What do I think about the stability of the solution?

The stability of Ubuntu is good. The most important aspect is that you can use the LTS versions of Ubuntu. We can have upgrades of software for many years and obtain support from Ubuntu. Stability is important for a Linux administrator In general Ubuntu or even CentOS does not have any problems with stability and you can use it for many years. I have used it for 3 or 4 years continuously and I did not encounter a serious issue at that time.

What do I think about the scalability of the solution?

I have set up and deployed Ubuntu with Ubuntu MAAS installation. This was a very useful service that Ubuntu offered to us. I deployed my server with my coworkers and we set up many operating systems at the data centres within a few minutes. Scalability in terms of a service layer is really good. You can install and deploy on many different types of hardware. Most of my experiences are setting and deploying Ubuntu on HP generation of 7, 8 and 9 servers, from the DL38 server, HP DL38 to DL36, 316 servers. We use it as much as we want. Regarding the scalability of Ubuntu, most of our coworkers are using Ubuntu as client servers. They are based in Iran. Ubuntu-based operating systems are really popular in Iran.

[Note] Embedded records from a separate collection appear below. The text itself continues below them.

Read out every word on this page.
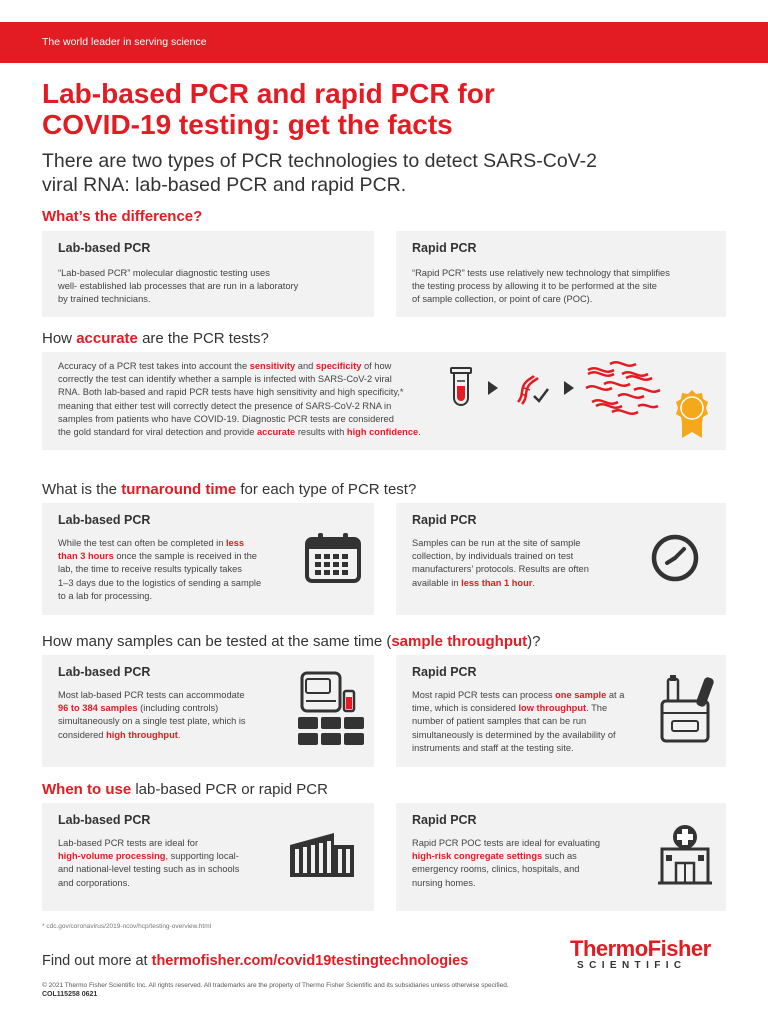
The world leader in serving science
Lab-based PCR and rapid PCR for
COVID-19 testing: get the facts
There are two types of PCR technologies to detect SARS-CoV-2
viral RNA: lab-based PCR and rapid PCR.
What’s the difference?
Lab-based PCR

“Lab-based PCR” molecular diagnostic testing uses
well- established lab processes that are run in a laboratory
by trained technicians.

Rapid PCR

“Rapid PCR” tests use relatively new technology that simplifies
the testing process by allowing it to be performed at the site
of sample collection, or point of care (POC).

How accurate are the PCR tests?

Accuracy of a PCR test takes into account the sensitivity and specificity of how
correctly the test can identify whether a sample is infected with SARS-CoV-2 viral
RNA. Both lab-based and rapid PCR tests have high sensitivity and high specificity,*
meaning that either test will correctly detect the presence of SARS-CoV-2 RNA in
samples from patients who have COVID-19. Diagnostic PCR tests are considered
the gold standard for viral detection and provide accurate results with high confidence.

What is the turnaround time for each type of PCR test?
Lab-based PCR

While the test can often be completed in less
than 3 hours once the sample is received in the
lab, the time to receive results typically takes
1–3 days due to the logistics of sending a sample
to a lab for processing.

Rapid PCR

Samples can be run at the site of sample
collection, by individuals trained on test
manufacturers’ protocols. Results are often
available in less than 1 hour.

How many samples can be tested at the same time (sample throughput)?
Lab-based PCR

Most lab-based PCR tests can accommodate
96 to 384 samples (including controls)
simultaneously on a single test plate, which is
considered high throughput.

Rapid PCR

Most rapid PCR tests can process one sample at a
time, which is considered low throughput. The
number of patient samples that can be run
simultaneously is determined by the availability of
instruments and staff at the testing site.

When to use lab-based PCR or rapid PCR
Lab-based PCR

Lab-based PCR tests are ideal for
high-volume processing, supporting local-
and national-level testing such as in schools
and corporations.

Rapid PCR

Rapid PCR POC tests are ideal for evaluating
high-risk congregate settings such as
emergency rooms, clinics, hospitals, and
nursing homes.

* cdc.gov/coronavirus/2019-ncov/hcp/testing-overview.html
Find out more at thermofisher.com/covid19testingtechnologies
© 2021 Thermo Fisher Scientific Inc. All rights reserved. All trademarks are the property of Thermo Fisher Scientific and its subsidiaries unless otherwise specified.
COL115258 0621
ThermoFisher
SCIENTIFIC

How are customer service and technical support?

As we are in Iran and because of sanctions, we don't have a support opportunity. So we try to use it to learn what we can and consult the documentation. We don't have technical support here and we have to support it ourselves. I'm using most of my time to read the documentation and fix problems. We don't have technical support in Iran because of sanctions.

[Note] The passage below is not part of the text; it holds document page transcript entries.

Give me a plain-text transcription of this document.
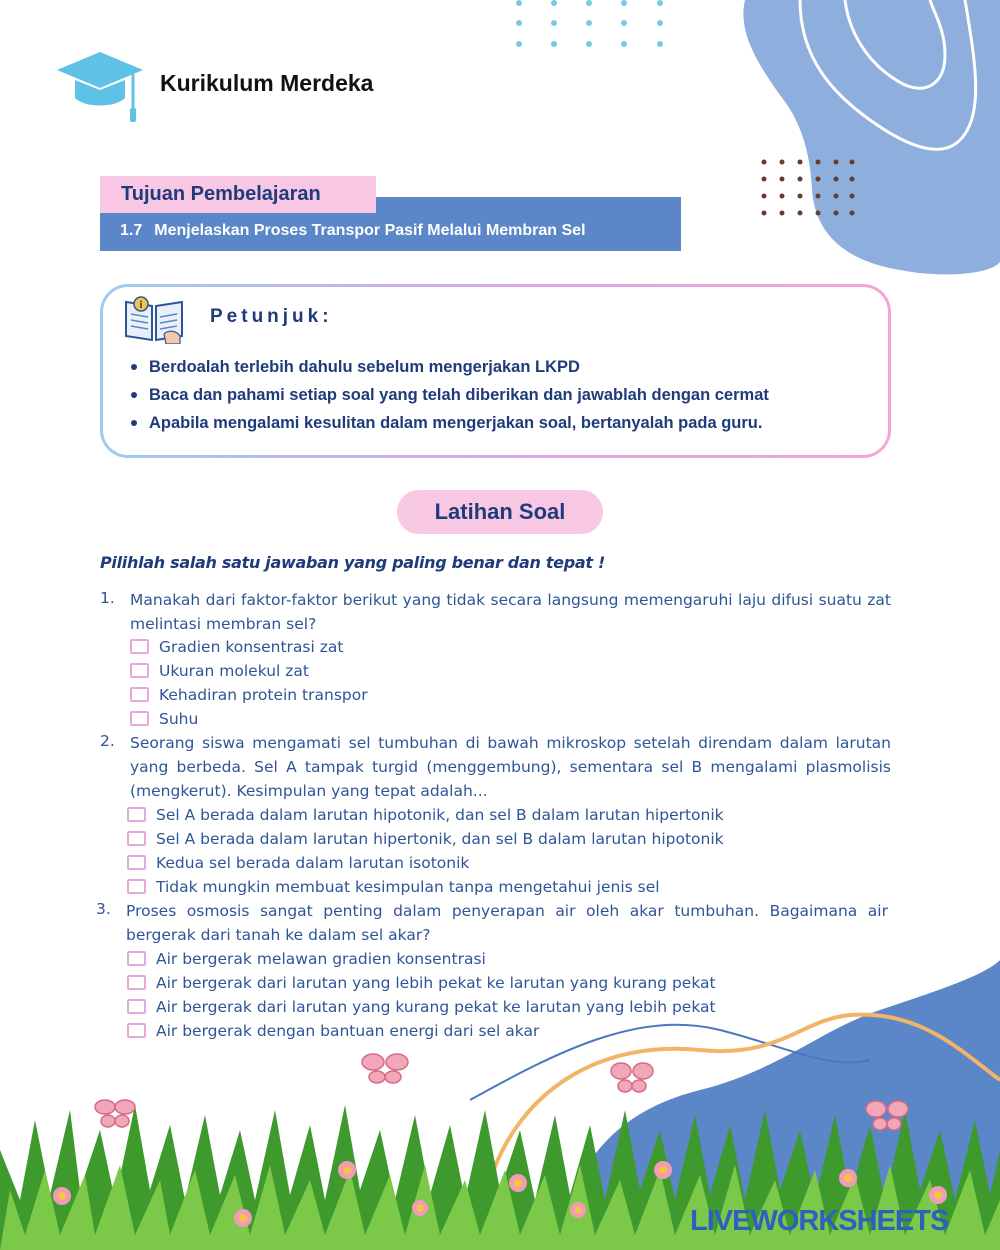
Kurikulum Merdeka
Tujuan Pembelajaran
1.7 Menjelaskan Proses Transpor Pasif Melalui Membran Sel
i
Petunjuk:
Berdoalah terlebih dahulu sebelum mengerjakan LKPD
Baca dan pahami setiap soal yang telah diberikan dan jawablah dengan cermat
Apabila mengalami kesulitan dalam mengerjakan soal, bertanyalah pada guru.
Latihan Soal
Pilihlah salah satu jawaban yang paling benar dan tepat !
1. Manakah dari faktor-faktor berikut yang tidak secara langsung memengaruhi laju difusi suatu zat melintasi membran sel?
Gradien konsentrasi zat
Ukuran molekul zat
Kehadiran protein transpor
Suhu
2. Seorang siswa mengamati sel tumbuhan di bawah mikroskop setelah direndam dalam larutan yang berbeda. Sel A tampak turgid (menggembung), sementara sel B mengalami plasmolisis (mengkerut). Kesimpulan yang tepat adalah...
Sel A berada dalam larutan hipotonik, dan sel B dalam larutan hipertonik
Sel A berada dalam larutan hipertonik, dan sel B dalam larutan hipotonik
Kedua sel berada dalam larutan isotonik
Tidak mungkin membuat kesimpulan tanpa mengetahui jenis sel
3. Proses osmosis sangat penting dalam penyerapan air oleh akar tumbuhan. Bagaimana air bergerak dari tanah ke dalam sel akar?
Air bergerak melawan gradien konsentrasi
Air bergerak dari larutan yang lebih pekat ke larutan yang kurang pekat
Air bergerak dari larutan yang kurang pekat ke larutan yang lebih pekat
Air bergerak dengan bantuan energi dari sel akar
LIVEWORKSHEETS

Which solution did I use previously and why did I switch?

I have previously been involved with Centos. My most experience is in private clouds, and I've been deploying Ubuntu Linux and OpenStack. I set this up at the Ferdowsi University of Mashhad for high-performance computing. However, that was about five years ago. Last year in my new company, I deployed OpenStack for a public cloud. And we are going to use it for some of our customers.

How was the initial setup?

Also, partitioning and deploying Ubuntu in the cloud is really simple and easy. We create a base image of Ubuntu or maybe use a pre-built image built in Asia from to our cloud. I have a lot of experience from many years ago installing Ubuntu and partitioning using LVM partitioning. For example, Ubuntu supports several files systems for use with products such as Excel. These are the main file systems I use in Ubuntu and LVM management in Ubuntu is really simple. Ubuntu installation is really simple, even for newbie users. The installation of drivers can sometimes be difficult, but otherwise, it is an easy setup.

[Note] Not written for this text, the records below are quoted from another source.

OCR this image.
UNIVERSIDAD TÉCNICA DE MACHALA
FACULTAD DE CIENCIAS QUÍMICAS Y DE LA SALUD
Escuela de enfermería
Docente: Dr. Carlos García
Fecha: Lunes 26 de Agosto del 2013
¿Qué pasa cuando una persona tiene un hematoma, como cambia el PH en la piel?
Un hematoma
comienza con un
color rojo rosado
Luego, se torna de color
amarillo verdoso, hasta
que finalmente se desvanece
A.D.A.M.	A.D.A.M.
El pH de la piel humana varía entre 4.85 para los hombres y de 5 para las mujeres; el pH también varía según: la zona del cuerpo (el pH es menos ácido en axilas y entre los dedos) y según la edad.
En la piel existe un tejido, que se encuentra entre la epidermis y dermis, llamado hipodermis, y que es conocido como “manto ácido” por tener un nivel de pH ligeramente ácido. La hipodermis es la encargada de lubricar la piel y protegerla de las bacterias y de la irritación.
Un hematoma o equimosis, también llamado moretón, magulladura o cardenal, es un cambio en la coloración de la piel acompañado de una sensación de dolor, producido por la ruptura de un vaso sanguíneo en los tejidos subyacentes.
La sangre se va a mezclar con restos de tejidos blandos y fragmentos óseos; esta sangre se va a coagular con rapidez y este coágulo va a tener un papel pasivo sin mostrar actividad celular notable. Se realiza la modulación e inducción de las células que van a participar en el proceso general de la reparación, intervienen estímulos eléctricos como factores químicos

What's my experience with pricing, setup cost, and licensing?

I prefer to use an open-source license rather than proprietary licenses. Ubuntu is very well documented. It is also manageable and financially affordable.

Which other solutions did I evaluate?

We previously evaluated Centos and OpenStack.

What other advice do I have?

Ubuntu has improved driver support and the installation of Ubuntu is really fast and easy. I recommend it to everyone. I would recommend Ubuntu over any other operating system. Ubuntu is useful for a variety of challenges, and issues. I would rate Ubuntu as 9 out of 10. It has good support and can be deployed on a cloud such as OpenStack. Ubuntu thinks about its customers and really helps them to achieve what they want. The freely available support resources of Ubuntu are really good. The good use of documentation and community forums are the major things that Ubuntu has succeeded. Ubuntu has done a good job of supporting their releases of lifetime services. I think it's a little bit better than CentOS.

Which deployment model are you using for this solution?

Private Cloud

If public cloud, private cloud, or hybrid cloud, which cloud provider do you use?

Disclosure: I am a real user, and this review is based on my own experience and opinions.